Story of the Justice Bell inspired Colonial Middle School eighth graders
Colonial Middle School eighth grade social studies classes recently welcomed Amanda Owen, executive director of The Justice Bell Foundation, and CMS English teacher Michele Stingle, who told the story of local women’s rights activists from the early 20th century and the journey of the Justice Bell. In 1915, the Justice Bell toured each county in Pennsylvania (and later traveled across the country) as a symbol of the women’s suffrage movement. During the trips, the clapper was chained to the inside of the bell to represent the silence of women who were not legally allowed to vote in the United States. To celebrate the ratification of the 19th Amendment that gave women the right to vote, the Justice Bell finally sounded, ringing 48 times (once for every state in the Union at the time) on the steps of Independence Hall in Philadelphia in September 1920.

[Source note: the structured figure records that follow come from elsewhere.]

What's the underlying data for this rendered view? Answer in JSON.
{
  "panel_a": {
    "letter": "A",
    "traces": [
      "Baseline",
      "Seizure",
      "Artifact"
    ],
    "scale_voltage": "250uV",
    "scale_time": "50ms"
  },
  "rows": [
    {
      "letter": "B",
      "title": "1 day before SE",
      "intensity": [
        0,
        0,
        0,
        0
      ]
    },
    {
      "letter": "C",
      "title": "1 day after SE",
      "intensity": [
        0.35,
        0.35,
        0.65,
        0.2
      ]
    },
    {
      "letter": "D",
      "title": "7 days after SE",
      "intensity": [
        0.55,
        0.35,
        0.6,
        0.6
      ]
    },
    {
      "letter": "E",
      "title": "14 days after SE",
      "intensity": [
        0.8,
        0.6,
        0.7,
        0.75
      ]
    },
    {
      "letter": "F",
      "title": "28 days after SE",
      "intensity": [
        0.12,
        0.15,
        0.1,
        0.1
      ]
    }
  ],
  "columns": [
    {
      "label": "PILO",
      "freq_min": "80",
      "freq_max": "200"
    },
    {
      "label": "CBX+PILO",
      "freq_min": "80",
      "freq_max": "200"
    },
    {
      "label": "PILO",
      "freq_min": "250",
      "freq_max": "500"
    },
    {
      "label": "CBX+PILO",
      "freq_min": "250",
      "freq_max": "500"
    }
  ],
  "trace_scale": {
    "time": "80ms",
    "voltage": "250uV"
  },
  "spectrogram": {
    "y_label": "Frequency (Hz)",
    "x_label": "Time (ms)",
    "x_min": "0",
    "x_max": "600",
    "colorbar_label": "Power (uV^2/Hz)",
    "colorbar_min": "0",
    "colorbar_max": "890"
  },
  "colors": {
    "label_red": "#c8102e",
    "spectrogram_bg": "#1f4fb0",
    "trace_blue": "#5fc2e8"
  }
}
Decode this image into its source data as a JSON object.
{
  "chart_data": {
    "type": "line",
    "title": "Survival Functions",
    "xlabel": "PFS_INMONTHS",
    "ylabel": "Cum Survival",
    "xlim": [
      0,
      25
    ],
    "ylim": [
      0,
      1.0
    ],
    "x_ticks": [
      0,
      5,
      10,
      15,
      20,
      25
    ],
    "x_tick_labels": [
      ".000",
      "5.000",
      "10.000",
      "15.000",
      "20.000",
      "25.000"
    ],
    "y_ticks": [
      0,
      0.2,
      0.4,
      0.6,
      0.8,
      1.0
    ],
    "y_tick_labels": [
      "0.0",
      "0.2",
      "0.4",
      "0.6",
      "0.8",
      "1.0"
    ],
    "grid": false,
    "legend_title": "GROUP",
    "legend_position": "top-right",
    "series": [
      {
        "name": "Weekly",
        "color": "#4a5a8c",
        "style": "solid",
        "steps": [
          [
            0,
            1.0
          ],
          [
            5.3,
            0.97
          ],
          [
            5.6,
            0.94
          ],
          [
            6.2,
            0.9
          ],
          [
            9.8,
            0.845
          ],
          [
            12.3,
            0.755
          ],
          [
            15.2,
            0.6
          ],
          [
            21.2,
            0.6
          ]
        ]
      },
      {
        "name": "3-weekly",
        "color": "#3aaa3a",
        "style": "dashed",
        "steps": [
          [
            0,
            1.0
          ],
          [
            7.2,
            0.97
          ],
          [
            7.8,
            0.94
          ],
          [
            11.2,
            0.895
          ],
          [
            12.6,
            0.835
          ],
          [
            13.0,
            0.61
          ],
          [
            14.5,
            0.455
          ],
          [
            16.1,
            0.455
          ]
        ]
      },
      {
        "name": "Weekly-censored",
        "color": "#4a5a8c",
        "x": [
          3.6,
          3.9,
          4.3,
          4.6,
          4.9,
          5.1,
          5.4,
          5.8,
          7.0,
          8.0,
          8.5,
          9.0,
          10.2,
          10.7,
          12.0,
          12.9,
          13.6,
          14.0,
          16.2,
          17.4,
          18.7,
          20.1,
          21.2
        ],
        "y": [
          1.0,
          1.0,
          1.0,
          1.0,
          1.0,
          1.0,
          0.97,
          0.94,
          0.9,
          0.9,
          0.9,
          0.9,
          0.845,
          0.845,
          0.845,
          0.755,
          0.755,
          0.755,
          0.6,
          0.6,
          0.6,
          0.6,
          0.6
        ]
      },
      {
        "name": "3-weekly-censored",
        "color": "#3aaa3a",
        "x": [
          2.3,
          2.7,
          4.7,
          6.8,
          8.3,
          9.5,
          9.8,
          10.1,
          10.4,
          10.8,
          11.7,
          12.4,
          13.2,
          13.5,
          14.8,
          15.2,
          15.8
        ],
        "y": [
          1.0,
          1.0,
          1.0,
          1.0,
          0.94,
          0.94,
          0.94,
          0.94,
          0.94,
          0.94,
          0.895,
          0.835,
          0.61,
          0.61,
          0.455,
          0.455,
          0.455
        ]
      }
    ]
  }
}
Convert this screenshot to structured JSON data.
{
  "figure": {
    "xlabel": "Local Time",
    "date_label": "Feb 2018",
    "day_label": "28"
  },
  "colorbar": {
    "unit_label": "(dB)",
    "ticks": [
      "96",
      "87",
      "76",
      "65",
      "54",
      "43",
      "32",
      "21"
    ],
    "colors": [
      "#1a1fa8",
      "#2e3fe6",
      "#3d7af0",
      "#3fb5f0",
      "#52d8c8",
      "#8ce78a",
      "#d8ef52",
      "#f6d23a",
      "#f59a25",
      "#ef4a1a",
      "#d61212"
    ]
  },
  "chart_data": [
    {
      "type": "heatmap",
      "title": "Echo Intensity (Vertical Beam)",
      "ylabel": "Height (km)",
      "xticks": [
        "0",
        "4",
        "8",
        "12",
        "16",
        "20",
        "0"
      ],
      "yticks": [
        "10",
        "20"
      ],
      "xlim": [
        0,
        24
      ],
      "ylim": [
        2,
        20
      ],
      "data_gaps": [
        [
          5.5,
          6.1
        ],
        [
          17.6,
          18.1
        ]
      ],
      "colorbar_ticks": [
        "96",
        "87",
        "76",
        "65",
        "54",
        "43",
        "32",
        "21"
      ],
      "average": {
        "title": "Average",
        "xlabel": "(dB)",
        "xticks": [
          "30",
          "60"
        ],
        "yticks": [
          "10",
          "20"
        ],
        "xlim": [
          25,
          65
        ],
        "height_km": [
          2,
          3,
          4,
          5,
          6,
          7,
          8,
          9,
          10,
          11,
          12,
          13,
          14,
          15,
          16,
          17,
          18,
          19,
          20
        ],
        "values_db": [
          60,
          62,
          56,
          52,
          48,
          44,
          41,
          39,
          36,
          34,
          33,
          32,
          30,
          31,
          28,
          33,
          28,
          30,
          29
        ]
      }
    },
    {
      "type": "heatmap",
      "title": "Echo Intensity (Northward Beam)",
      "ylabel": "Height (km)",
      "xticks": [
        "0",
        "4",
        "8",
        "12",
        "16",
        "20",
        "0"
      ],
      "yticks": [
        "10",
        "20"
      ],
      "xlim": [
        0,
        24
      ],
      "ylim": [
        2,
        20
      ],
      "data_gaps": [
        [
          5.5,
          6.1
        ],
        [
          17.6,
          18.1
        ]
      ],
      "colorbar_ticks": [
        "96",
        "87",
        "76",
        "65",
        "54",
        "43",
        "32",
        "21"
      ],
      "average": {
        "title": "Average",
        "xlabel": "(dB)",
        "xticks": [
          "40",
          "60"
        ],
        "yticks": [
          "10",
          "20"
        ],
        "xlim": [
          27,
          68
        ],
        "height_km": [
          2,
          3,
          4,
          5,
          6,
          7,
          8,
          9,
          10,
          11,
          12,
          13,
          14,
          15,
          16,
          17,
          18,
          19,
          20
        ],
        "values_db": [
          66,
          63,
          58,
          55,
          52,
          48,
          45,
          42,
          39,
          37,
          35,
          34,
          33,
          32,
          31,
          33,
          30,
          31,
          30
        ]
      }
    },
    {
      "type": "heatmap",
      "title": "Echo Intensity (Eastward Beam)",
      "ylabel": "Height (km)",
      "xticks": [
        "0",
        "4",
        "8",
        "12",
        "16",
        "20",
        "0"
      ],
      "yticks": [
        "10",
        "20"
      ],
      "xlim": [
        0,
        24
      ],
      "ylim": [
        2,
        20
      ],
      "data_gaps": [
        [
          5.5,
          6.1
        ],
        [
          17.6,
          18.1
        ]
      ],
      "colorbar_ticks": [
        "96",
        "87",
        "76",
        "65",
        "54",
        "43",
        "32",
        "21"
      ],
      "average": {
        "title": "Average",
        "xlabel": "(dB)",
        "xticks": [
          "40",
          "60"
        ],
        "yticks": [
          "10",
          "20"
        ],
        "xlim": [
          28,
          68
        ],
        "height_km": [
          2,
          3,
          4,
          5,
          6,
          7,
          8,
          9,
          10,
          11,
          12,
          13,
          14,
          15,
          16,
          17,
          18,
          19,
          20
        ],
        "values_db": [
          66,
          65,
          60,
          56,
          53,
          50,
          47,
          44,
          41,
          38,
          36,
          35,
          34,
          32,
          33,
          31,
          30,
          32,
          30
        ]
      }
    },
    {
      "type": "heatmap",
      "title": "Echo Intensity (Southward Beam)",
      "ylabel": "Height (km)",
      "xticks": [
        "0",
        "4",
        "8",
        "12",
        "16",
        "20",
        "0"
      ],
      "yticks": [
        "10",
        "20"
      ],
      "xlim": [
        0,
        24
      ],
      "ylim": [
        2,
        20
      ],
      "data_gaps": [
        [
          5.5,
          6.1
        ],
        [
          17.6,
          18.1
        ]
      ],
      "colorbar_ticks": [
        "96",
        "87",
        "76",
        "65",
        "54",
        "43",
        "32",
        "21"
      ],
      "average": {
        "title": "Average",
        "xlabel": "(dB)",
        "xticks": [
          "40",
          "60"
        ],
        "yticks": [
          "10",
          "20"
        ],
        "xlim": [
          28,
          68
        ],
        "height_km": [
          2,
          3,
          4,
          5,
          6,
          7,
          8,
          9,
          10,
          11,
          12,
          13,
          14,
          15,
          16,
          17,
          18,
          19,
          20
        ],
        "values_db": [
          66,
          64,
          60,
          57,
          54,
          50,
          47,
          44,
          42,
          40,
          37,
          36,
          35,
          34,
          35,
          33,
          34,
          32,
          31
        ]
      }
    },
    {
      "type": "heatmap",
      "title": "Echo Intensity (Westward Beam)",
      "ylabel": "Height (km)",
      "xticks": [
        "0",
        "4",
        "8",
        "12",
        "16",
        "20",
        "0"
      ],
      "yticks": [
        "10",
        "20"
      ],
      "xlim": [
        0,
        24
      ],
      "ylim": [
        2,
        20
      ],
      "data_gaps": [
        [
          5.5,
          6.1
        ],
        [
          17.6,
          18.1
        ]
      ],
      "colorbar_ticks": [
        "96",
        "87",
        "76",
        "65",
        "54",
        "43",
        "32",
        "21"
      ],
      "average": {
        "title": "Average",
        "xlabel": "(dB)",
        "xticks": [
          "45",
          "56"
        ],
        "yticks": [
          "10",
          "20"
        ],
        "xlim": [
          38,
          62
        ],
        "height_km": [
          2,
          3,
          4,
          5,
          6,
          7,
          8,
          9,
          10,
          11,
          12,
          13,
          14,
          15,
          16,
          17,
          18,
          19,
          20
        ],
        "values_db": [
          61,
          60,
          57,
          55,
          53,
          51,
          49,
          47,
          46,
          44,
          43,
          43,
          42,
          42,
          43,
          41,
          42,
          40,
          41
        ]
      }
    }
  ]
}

For fifty years, the two-thousand-pound Justice Bell sat in obscurity on the grounds of Washington Memorial Chapel in Valley Forge National Park. It was found in the woods in the early 1990s, released to the League of Women Voters to tour in honor of their 75th anniversary and returned to go on display in the rotunda of the chapel, where it remains today. “It’s exciting to know that there’s a bell created by women for women to have the justice to vote,” said Logan Brash, an eighth grader at CMS. “It was important to our history as to how we became America as it is today.” An accompanying month-long project challenges the students to further explore women’s rights or address injustices that the students still see or experience themselves. The students are encouraged to use the Makerspace and other resources in the school’s library.
The project ties into the eighth grade social studies curriculum through their study of the United States’ first women’s rights convention in Seneca Falls, New York, which is also timed in conjunction with International Women’s Day and Women’s History Month.